On Wed, Feb 26, 2014 at 12:50 PM, Erik Hesselink <hesselink@gmail.com> wrote:
On Wed, Feb 26, 2014 at 10:56 AM, Michael Snoyman <michael@snoyman.com> wrote:
> On Wed, Feb 26, 2014 at 10:36 AM, John Lato <jwlato@gmail.com> wrote:
>> Upper bounds lead to a better user experience.
>
> That's what I'm disagreeing with. I do not believe that, overall, the PVP is
> giving users a better experience. I've had a huge downturn in reported
> errors with Yesod since I stopped strictly following the PVP. It's
> anecdotal, but everything in this thread is really anecdotal.

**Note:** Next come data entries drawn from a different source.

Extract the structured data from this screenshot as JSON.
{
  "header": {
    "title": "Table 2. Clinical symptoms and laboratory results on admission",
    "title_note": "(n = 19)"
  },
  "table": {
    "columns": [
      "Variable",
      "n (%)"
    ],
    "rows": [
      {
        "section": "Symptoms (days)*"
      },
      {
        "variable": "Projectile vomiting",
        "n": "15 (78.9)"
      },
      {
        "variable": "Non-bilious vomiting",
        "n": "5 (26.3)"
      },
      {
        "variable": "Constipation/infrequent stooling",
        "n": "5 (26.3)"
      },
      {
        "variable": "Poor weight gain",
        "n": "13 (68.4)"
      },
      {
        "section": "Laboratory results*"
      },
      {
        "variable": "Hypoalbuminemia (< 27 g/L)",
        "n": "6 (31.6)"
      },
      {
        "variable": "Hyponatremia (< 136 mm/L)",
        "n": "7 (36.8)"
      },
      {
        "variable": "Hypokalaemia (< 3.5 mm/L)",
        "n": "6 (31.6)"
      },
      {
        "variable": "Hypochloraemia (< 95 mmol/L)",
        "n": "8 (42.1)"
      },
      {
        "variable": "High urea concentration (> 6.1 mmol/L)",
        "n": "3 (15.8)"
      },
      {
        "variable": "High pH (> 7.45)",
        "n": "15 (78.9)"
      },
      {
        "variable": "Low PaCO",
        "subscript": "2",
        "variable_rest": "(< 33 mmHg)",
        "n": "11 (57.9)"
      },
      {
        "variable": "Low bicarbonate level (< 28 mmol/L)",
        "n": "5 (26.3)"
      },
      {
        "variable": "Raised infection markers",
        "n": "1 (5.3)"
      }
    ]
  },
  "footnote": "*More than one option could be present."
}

But you also tell people to use stackage and yesod-platform, which
fixes a lot of packages to a specific version, IIRC. That means that
not having upper bounds is kind of moot.

As a counter-anecdote, almost all build-related problems we've had in
the past year have been (http-)conduit or tls related, due to the lack
of upper bounds.

Erik

That's a fair point, I left out X factors in this analysis. So I'll say something else instead: back when I followed strict PVP compliance, I still got a lot of reports of broken builds, and my maintenance overhead was very high. Since I dropped PVP compliance and implemented alternative solutions, the reports I've received have gone down dramatically, and I spend far less time on maintenance.

So color me unconvinced that the PVP really made a big difference in users' experiences.